LINCOLN, Abraham (1809-1865). Autograph letter signed (''A. Lincoln''), with autograph postscript signed (''A.L.''), to J. S. Copes, Springfield, Illinois, 2 June 1858. 1 page, 8vo, two small ink burns on recipient's docket.
LINCOLN, Abraham (1809-1865). Autograph letter signed ("A. Lincoln"), with autograph postscript signed ("A.L."), to J. S. Copes, Springfield, Illinois, 2 June 1858. 1 page, 8vo, two small ink burns on recipient's docket.

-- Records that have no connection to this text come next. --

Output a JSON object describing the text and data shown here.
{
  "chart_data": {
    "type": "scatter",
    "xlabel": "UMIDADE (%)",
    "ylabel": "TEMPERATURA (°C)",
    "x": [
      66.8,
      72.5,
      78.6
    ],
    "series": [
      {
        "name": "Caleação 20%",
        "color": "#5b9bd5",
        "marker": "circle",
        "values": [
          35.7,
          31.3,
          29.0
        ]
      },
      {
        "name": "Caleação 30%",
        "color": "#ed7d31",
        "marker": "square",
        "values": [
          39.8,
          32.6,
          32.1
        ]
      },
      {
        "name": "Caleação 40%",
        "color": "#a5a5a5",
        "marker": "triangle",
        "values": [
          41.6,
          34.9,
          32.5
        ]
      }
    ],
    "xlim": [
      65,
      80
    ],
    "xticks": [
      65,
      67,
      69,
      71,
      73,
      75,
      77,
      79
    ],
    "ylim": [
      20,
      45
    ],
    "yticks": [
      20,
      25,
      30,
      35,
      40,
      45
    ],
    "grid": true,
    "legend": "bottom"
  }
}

"I MAKE NO CHARGE FOR WHAT I HAVE DONE"
Lincoln does a bit of pro bono publico work on behalf of some orphaned children in the same month that he made his House Divided speech and launched his Senatorial campaign against Stephen Douglas. He is responding to Copes letter of 8 April 1858, asking whether he could determine whether the orphans had title to a parcel of land in Sangamon County owned by their deceased father, Abram Halsey, who died insolvent. The land may have been donated to the American Board for Foreign Missions. The orphans, Copes wrote, "need anything that may be justly theirs" and he believes Lincoln is "just the person to whom they can apply..." Here Lincoln tells Copes he has interviewed "Mr. J. A. Pickrell...in relation to the land once owned by Mr. Abram A. Halsey and Mr. E. Lane. Mr. Pickrell is an entirely reliable gentleman... He says the legal title to the land was wholly in Lane, though Halsey was the equitable owner of part of it. He says he personally knows that Lane sold and conveyed Halsey's part, and paid the proceeds to the Amer. Bd. Comrs. for Foreign Missions; and he always understood, and now believes, this was done by Mr. Halsey's direction. If so, and I have no doubt of it, this is the end of the matter." Then Lincoln adds a postscript along the left margin: "I make no charge for what I have done." Not in Basler.